Peu de choses dans son parcours indiquaient que Debby Friday se retrouverait, en septembre dernier, à monter sur la scène du Massey Hall, à Toronto, pour accepter le prix Polaris du meilleur album canadien de l’année. En 2018, l’artiste sortait son premier minialbum, Bitchpunk, alors qu’elle n’avait aucune expérience musicale. Juste avant, pendant environ neuf mois, elle s’était démarquée en tant que DJ, parcourant l’Europe et l’Amérique du Nord derrière ses platines.
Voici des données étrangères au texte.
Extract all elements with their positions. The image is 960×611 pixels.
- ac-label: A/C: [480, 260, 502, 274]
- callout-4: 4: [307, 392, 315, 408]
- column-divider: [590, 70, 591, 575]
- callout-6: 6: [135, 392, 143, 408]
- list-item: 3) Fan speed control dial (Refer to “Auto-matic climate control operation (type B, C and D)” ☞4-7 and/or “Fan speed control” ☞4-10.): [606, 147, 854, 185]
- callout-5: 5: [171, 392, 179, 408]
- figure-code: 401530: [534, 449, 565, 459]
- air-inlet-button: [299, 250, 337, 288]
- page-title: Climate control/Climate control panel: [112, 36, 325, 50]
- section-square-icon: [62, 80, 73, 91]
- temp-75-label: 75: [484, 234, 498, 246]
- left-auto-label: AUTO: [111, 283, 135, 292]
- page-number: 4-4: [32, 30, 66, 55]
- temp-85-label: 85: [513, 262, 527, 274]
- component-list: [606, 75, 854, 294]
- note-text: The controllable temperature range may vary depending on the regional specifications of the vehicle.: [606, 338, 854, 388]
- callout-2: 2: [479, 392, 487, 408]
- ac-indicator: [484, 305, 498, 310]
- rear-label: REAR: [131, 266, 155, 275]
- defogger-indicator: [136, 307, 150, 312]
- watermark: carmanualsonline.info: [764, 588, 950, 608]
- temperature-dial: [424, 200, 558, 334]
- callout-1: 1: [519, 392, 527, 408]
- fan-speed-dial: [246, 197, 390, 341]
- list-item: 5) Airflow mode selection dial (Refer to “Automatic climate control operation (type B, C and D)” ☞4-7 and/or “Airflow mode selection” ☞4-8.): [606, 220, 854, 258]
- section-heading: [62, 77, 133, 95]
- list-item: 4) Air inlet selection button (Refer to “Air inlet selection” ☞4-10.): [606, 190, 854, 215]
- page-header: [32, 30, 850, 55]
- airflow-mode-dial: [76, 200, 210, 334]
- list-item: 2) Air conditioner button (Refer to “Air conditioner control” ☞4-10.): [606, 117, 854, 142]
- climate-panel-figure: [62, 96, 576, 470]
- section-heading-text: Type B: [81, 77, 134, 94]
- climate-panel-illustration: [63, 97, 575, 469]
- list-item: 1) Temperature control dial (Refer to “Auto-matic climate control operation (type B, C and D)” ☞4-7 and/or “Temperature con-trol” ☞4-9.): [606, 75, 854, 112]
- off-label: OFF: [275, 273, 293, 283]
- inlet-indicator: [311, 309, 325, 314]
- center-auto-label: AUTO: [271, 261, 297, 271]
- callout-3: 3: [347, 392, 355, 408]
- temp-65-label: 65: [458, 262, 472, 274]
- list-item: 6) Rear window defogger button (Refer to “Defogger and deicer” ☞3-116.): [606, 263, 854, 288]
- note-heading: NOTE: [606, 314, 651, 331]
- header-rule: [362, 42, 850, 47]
Et puis, cela ne l’a plus tentée. « J’ai laissé tomber le deejaying, j’ai laissé tomber la vie nocturne, j’ai quitté Montréal, raconte Debby Friday. J’ai eu besoin de réorganiser ma vie. Je suis partie à Vancouver et j’ai fait mon EP, que j’ai mis sur l’internet. C’est là que tout a commencé. »

Pour la Montréalaise, née au Nigeria et maintenant établie à Toronto, être DJ équivalait à s’exprimer à travers la musique des autres. Cette fois, elle pouvait montrer ses propres couleurs.
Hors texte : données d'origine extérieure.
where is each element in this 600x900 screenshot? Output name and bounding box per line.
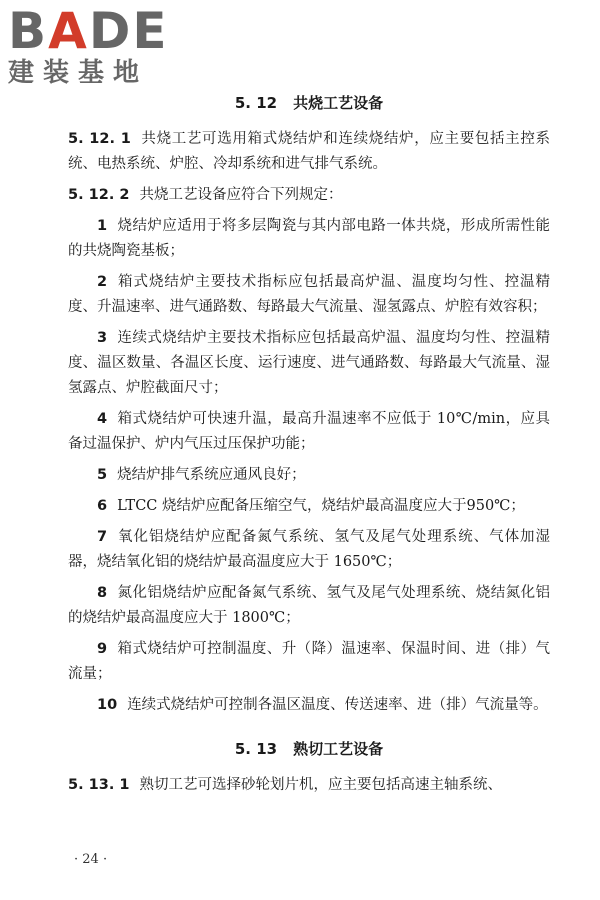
list-item: 1 烧结炉应适用于将多层陶瓷与其内部电路一体共烧，形成所需性能的共烧陶瓷基板；: [68, 218, 550, 259]
clause-5-12-2: 5. 12. 2 共烧工艺设备应符合下列规定：: [68, 187, 343, 203]
list-item: 5 烧结炉排气系统应通风良好；: [97, 467, 306, 483]
section-title-5-12: 5. 12 共烧工艺设备: [234, 94, 384, 112]
list-item: 2 箱式烧结炉主要技术指标应包括最高炉温、温度均匀性、控温精度、升温速率、进气通路数、每路最大气流量、湿氢露点、炉腔有效容积；: [68, 274, 550, 315]
clause-5-12-1: 5. 12. 1 共烧工艺可选用箱式烧结炉和连续烧结炉，应主要包括主控系统、电热系统、炉腔、冷却系统和进气排气系统。: [68, 131, 550, 172]
page-number: · 24 ·: [74, 852, 108, 867]
logo-subtitle: 建装基地: [8, 58, 149, 88]
list-item: 4 箱式烧结炉可快速升温，最高升温速率不应低于 10℃/min，应具备过温保护、炉内气压过压保护功能；: [68, 411, 550, 452]
list-item: 3 连续式烧结炉主要技术指标应包括最高炉温、温度均匀性、控温精度、温区数量、各温区长度、运行速度、进气通路数、每路最大气流量、湿氢露点、炉腔截面尺寸；: [68, 330, 550, 396]
bade-logo: [8, 2, 178, 88]
section-title-5-13: 5. 13 熟切工艺设备: [234, 740, 384, 758]
list-item: 8 氮化铝烧结炉应配备氮气系统、氢气及尾气处理系统、烧结氮化铝的烧结炉最高温度应大于 1800℃；: [68, 585, 550, 626]
list-item: 6 LTCC 烧结炉应配备压缩空气，烧结炉最高温度应大于950℃；: [97, 498, 525, 514]
list-item: 10 连续式烧结炉可控制各温区温度、传送速率、进（排）气流量等。: [97, 697, 548, 713]
clause-5-13-1: 5. 13. 1 熟切工艺可选择砂轮划片机，应主要包括高速主轴系统、: [68, 777, 502, 793]
list-item: 7 氧化铝烧结炉应配备氮气系统、氢气及尾气处理系统、气体加湿器，烧结氧化铝的烧结炉最高温度应大于 1650℃；: [68, 529, 550, 570]
document-page: [68, 88, 550, 804]
logo-wordmark: BADE: [8, 2, 169, 60]
list-item: 9 箱式烧结炉可控制温度、升（降）温速率、保温时间、进（排）气流量；: [68, 641, 550, 682]
section-gap: [68, 724, 550, 734]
Même si elle a toujours été « une enfant créative », l’art ne lui avait jamais vraiment été présenté comme un choix de carrière. Pourtant, l’appel a été si fort qu’elle s’est installée devant le logiciel de musique Logic, qu’elle a regardé « des heures et des heures » de vidéos sur YouTube, et qu’elle s’est très rapidement mise à raconter ses histoires en musique.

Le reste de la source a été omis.